See below for an example of a (crazy) book arguing that Schwab and the WEF want to create a New World Order that would bring about the Antichrist.

What a creepy illustration.

Davos Man and the Global Elite

There is a global elite who run the world, but they do so in ways that are fairly transparent. In 2004, Harvard Professor Samuel Huntington coined the term 'Davos Man' to describe a particular type of international elite who is more loyal to the multinational corporation that employs them than the country they're from.

Want to read the article? Click here to read Dead Souls: The Denationalization of the American Elite by Samuel Huntington (2004) on JSTOR

Even though people can certainly argue that America’s elites and politicians have done a poor job of leading the country in recent decades, the emphasis on the World Economic Forum can be misguided. 

Figures like Klaus Schwab have no actual power, but him and his ilk are embedded in the heart of networks of global elites — world leaders, executives who lead major financial institutions and corporations, leading intellectuals and experts from the world’s top universities — that do essentially run the world.

The way they do so isn’t conspiratorial; they just lead the corporations and governments that they’ve been chosen to lead and try to pursue the interests of their shareholders, owners, or voters.

You might believe that the system incentivizes corruption and leadership in the interests of special interests or a corporate elite. You might also believe that power is corrupting, or that capitalism or socialism are at the heart of the problems facing the world. But focusing on the WEF as the heart of a ‘globalist conspiracy’ leads people to lose focus on the actual people and groups that exercise power in the world:

  • powerful corporations and financial institutions

  • governments with powerful militaries and economies

  • ultra-wealthy individuals who can use their money to shape politics in un-democratic ways

  • mass media organizations that shape and sway public opinion

Anti-Globalism: From the Trilaterals to the WEF

This anti-globalist perspective has grown in influence in American politics since 2016, but it’s not new. My Ph.D. is on the history of anti-globalism in America, and these kind of anti-globalist arguments were being made about the Trilateral Commission nearly 50 years ago. (Check out the Twitter thread below to see a summary of my research that includes a lot of cool historical documents.)

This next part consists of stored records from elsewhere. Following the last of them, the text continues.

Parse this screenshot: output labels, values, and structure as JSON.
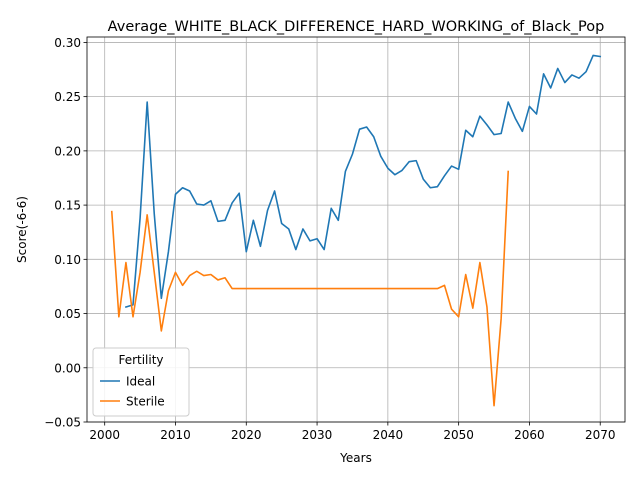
{
  "chart_data": {
    "type": "line",
    "title": "Average_WHITE_BLACK_DIFFERENCE_HARD_WORKING_of_Black_Pop",
    "xlabel": "Years",
    "ylabel": "Score(-6-6)",
    "xlim": [
      1997.5,
      2073.5
    ],
    "ylim": [
      -0.05,
      0.305
    ],
    "xticks": [
      2000,
      2010,
      2020,
      2030,
      2040,
      2050,
      2060,
      2070
    ],
    "yticks": [
      -0.05,
      0.0,
      0.05,
      0.1,
      0.15,
      0.2,
      0.25,
      0.3
    ],
    "ytick_labels": [
      "−0.05",
      "0.00",
      "0.05",
      "0.10",
      "0.15",
      "0.20",
      "0.25",
      "0.30"
    ],
    "grid": true,
    "legend": {
      "title": "Fertility",
      "placement": "lower-left"
    },
    "series": [
      {
        "name": "Ideal",
        "color": "#1f77b4",
        "x": [
          2003,
          2004,
          2005,
          2006,
          2007,
          2008,
          2009,
          2010,
          2011,
          2012,
          2013,
          2014,
          2015,
          2016,
          2017,
          2018,
          2019,
          2020,
          2021,
          2022,
          2023,
          2024,
          2025,
          2026,
          2027,
          2028,
          2029,
          2030,
          2031,
          2032,
          2033,
          2034,
          2035,
          2036,
          2037,
          2038,
          2039,
          2040,
          2041,
          2042,
          2043,
          2044,
          2045,
          2046,
          2047,
          2048,
          2049,
          2050,
          2051,
          2052,
          2053,
          2054,
          2055,
          2056,
          2057,
          2058,
          2059,
          2060,
          2061,
          2062,
          2063,
          2064,
          2065,
          2066,
          2067,
          2068,
          2069,
          2070
        ],
        "values": [
          0.056,
          0.058,
          0.138,
          0.245,
          0.142,
          0.064,
          0.107,
          0.16,
          0.166,
          0.163,
          0.151,
          0.15,
          0.154,
          0.135,
          0.136,
          0.152,
          0.161,
          0.107,
          0.136,
          0.112,
          0.145,
          0.163,
          0.133,
          0.128,
          0.109,
          0.128,
          0.117,
          0.119,
          0.109,
          0.147,
          0.136,
          0.181,
          0.197,
          0.22,
          0.222,
          0.213,
          0.195,
          0.184,
          0.178,
          0.182,
          0.19,
          0.191,
          0.174,
          0.166,
          0.167,
          0.177,
          0.186,
          0.183,
          0.219,
          0.213,
          0.232,
          0.224,
          0.215,
          0.216,
          0.245,
          0.23,
          0.218,
          0.241,
          0.234,
          0.271,
          0.258,
          0.276,
          0.263,
          0.27,
          0.267,
          0.273,
          0.288,
          0.287
        ]
      },
      {
        "name": "Sterile",
        "color": "#ff7f0e",
        "x": [
          2001,
          2002,
          2003,
          2004,
          2005,
          2006,
          2007,
          2008,
          2009,
          2010,
          2011,
          2012,
          2013,
          2014,
          2015,
          2016,
          2017,
          2018,
          2019,
          2020,
          2021,
          2022,
          2023,
          2024,
          2025,
          2026,
          2027,
          2028,
          2029,
          2030,
          2031,
          2032,
          2033,
          2034,
          2035,
          2036,
          2037,
          2038,
          2039,
          2040,
          2041,
          2042,
          2043,
          2044,
          2045,
          2046,
          2047,
          2048,
          2049,
          2050,
          2051,
          2052,
          2053,
          2054,
          2055,
          2056,
          2057
        ],
        "values": [
          0.144,
          0.047,
          0.097,
          0.047,
          0.088,
          0.141,
          0.088,
          0.034,
          0.071,
          0.088,
          0.076,
          0.085,
          0.089,
          0.085,
          0.086,
          0.081,
          0.083,
          0.073,
          0.073,
          0.073,
          0.073,
          0.073,
          0.073,
          0.073,
          0.073,
          0.073,
          0.073,
          0.073,
          0.073,
          0.073,
          0.073,
          0.073,
          0.073,
          0.073,
          0.073,
          0.073,
          0.073,
          0.073,
          0.073,
          0.073,
          0.073,
          0.073,
          0.073,
          0.073,
          0.073,
          0.073,
          0.073,
          0.076,
          0.054,
          0.047,
          0.086,
          0.055,
          0.097,
          0.056,
          -0.035,
          0.045,
          0.181
        ]
      }
    ]
  }
}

Few people today have heard of the Trilateralists, but from the late 1970s through the 1990s many American conservatives believed that it was at the heart of a globalist conspiracy to create a one-world government to control America.

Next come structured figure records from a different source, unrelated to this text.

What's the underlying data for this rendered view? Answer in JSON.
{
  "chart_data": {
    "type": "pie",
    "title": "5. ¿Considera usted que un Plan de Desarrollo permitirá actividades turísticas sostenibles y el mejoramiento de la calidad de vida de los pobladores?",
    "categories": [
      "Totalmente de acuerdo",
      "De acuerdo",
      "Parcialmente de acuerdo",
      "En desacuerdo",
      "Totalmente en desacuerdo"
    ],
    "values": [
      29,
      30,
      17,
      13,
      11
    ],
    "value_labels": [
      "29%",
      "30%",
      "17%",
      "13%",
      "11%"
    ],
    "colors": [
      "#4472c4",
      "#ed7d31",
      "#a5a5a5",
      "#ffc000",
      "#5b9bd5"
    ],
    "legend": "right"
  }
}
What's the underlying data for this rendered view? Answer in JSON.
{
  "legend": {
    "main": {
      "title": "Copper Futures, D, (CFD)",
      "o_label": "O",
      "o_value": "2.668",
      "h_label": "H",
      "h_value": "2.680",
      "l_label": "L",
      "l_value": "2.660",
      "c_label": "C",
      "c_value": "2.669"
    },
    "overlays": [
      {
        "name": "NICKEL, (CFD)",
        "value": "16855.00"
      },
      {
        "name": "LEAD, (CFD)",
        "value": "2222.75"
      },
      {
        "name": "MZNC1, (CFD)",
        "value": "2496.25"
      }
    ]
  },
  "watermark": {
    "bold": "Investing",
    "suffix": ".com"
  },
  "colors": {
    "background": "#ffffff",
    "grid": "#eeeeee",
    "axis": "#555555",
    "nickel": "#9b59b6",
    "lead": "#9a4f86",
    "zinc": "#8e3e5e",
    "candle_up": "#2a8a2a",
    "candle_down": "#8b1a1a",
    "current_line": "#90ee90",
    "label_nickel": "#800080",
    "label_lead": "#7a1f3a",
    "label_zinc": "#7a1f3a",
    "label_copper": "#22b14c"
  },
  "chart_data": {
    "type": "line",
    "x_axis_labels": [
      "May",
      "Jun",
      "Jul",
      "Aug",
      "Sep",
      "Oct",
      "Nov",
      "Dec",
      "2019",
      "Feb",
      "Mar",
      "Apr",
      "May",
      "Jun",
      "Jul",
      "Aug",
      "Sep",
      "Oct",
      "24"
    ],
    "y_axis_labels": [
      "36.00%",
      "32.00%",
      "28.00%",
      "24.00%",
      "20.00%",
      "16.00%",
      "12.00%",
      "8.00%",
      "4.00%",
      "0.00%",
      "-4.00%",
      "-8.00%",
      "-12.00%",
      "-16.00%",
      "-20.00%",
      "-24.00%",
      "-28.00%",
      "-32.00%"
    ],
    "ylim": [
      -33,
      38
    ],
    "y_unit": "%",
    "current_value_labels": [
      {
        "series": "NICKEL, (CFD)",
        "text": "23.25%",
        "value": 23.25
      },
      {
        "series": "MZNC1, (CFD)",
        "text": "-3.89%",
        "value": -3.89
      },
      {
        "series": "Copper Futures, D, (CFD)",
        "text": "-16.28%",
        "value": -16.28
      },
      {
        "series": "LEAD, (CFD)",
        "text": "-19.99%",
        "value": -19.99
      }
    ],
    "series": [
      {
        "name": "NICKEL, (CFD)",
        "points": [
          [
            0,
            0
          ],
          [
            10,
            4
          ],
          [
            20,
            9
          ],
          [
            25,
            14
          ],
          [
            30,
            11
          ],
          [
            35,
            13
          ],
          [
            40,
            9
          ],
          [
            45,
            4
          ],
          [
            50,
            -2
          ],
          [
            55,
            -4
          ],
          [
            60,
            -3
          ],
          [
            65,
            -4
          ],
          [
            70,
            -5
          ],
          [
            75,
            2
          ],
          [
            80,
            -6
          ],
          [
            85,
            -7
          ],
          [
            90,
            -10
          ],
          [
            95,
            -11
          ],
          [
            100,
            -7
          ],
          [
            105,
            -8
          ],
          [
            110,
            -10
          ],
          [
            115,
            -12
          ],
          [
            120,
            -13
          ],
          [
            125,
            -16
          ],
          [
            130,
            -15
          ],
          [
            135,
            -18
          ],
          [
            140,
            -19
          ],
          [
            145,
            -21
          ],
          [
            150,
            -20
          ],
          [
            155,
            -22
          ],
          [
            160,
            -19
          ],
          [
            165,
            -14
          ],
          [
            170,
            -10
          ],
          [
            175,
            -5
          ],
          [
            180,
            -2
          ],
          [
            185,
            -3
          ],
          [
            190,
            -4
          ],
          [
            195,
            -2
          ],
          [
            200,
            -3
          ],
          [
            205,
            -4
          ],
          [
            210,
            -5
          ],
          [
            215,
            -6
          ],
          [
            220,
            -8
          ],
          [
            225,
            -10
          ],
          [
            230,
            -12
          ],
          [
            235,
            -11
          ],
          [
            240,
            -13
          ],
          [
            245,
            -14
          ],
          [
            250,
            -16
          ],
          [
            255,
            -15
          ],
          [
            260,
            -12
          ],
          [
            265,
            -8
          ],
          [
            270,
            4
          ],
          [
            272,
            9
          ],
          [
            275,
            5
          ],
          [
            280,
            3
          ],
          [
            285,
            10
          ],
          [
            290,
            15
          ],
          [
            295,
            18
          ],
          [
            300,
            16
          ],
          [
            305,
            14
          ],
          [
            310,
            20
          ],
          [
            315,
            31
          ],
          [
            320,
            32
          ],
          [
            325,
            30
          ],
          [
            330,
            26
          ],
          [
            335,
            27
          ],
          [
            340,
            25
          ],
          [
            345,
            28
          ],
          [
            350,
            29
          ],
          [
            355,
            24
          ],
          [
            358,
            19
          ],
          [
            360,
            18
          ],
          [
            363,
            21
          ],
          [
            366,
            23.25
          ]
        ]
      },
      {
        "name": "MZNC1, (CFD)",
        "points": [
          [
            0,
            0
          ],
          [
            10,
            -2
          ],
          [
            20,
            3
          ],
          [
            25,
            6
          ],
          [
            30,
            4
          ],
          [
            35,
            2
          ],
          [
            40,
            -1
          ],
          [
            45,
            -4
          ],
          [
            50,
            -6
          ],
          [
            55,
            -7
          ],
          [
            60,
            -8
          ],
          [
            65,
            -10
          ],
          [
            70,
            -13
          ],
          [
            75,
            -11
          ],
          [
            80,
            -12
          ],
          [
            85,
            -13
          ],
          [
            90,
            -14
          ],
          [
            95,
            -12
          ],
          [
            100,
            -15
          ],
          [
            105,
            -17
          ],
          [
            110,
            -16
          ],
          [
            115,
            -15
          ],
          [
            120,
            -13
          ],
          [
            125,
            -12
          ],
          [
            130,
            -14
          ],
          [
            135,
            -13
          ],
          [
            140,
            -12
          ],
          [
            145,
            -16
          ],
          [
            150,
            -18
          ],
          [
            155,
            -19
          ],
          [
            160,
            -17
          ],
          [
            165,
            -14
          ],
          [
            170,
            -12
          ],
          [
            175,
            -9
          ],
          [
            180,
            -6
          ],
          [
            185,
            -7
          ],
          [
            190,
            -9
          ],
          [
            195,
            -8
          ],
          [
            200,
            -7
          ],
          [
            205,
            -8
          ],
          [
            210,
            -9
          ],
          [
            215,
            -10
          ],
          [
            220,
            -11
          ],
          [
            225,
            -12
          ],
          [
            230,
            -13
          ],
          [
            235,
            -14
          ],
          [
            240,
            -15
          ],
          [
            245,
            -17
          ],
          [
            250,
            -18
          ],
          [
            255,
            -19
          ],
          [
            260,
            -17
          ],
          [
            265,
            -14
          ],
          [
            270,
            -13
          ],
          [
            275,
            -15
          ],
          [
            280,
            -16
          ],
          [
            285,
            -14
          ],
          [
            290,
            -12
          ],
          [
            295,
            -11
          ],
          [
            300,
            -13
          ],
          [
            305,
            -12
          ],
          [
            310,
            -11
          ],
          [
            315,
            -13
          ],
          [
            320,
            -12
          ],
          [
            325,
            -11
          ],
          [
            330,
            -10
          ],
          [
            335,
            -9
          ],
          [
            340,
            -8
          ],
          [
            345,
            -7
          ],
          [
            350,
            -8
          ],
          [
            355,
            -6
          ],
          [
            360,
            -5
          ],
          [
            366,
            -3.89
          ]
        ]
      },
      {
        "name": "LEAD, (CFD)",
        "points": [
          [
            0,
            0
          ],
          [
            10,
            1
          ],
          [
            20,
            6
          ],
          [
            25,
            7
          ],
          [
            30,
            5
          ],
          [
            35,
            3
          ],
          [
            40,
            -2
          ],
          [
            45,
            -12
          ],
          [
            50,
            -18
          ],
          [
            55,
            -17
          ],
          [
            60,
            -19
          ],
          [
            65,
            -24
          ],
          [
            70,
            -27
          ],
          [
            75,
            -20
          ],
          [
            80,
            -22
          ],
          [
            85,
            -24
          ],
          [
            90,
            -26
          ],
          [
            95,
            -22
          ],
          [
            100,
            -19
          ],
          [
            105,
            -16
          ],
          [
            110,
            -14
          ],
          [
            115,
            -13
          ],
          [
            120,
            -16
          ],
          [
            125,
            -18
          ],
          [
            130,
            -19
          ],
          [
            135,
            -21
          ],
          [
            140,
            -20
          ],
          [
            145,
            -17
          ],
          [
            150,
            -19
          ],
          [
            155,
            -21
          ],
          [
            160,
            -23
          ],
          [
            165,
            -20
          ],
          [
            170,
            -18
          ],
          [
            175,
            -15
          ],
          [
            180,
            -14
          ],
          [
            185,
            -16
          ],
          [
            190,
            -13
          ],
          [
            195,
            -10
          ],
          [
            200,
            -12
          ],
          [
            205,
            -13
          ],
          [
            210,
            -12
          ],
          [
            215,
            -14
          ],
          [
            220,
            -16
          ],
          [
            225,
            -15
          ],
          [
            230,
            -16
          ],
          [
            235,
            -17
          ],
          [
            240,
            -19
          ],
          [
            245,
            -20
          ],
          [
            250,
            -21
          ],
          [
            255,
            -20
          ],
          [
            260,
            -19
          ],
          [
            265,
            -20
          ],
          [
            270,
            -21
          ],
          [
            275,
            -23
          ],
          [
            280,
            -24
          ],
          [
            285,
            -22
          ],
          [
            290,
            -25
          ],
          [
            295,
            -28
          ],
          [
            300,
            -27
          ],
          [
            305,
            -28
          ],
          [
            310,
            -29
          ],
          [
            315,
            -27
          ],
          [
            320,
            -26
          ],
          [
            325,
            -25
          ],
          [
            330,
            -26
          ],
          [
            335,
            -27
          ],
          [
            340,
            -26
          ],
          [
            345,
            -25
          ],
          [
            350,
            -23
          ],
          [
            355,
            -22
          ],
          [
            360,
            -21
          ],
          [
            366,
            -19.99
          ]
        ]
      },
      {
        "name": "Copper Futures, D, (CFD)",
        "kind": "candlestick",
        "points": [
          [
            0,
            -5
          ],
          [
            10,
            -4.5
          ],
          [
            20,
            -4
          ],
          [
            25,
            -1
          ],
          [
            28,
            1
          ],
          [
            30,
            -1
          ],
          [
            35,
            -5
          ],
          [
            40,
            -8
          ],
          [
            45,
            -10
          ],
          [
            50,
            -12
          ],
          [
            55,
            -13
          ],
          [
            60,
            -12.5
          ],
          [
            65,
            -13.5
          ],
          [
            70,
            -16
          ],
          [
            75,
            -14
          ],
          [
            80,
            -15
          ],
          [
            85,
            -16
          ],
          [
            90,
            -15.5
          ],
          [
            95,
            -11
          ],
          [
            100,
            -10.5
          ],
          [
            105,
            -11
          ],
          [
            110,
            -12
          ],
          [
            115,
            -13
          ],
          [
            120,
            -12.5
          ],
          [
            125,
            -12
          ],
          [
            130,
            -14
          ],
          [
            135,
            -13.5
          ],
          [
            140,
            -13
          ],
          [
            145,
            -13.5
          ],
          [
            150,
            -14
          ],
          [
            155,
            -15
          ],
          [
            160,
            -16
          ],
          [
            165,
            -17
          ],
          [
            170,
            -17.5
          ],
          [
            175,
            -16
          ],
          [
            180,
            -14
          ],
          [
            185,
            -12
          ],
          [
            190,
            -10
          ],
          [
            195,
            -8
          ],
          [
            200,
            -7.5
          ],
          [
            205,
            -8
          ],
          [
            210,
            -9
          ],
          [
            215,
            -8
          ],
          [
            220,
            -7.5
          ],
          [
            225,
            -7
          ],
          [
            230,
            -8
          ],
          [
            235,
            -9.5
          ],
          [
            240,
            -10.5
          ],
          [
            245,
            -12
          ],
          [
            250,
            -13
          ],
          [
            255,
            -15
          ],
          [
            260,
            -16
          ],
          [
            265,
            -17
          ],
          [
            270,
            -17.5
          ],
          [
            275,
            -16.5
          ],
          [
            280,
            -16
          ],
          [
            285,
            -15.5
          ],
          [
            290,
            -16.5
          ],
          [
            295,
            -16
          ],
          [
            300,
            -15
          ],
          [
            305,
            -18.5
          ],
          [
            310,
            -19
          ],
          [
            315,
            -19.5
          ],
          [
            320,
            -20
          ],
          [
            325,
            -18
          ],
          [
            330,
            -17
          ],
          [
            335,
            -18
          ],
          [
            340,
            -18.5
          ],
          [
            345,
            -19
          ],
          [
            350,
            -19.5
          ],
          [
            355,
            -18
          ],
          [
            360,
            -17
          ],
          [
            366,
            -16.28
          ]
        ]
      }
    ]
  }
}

Here’s an example from The Spotlight, the most popular right-wing conspiracist newspaper from the 1980s:

Looks familiar, right? It turns out that the Liberty Lobby, the right-wing group that published the Spotlight newsletter, was led by a Neo-Nazi named Willis Carto.

Half a century ago, Carto and the Liberty Lobby popularized anti-globalist populist language that has only grown in popularity in recent years. Now, the former and would-be president is campaigning on an anti-globalist platform as the GOP presidential candidate for third consecutive election.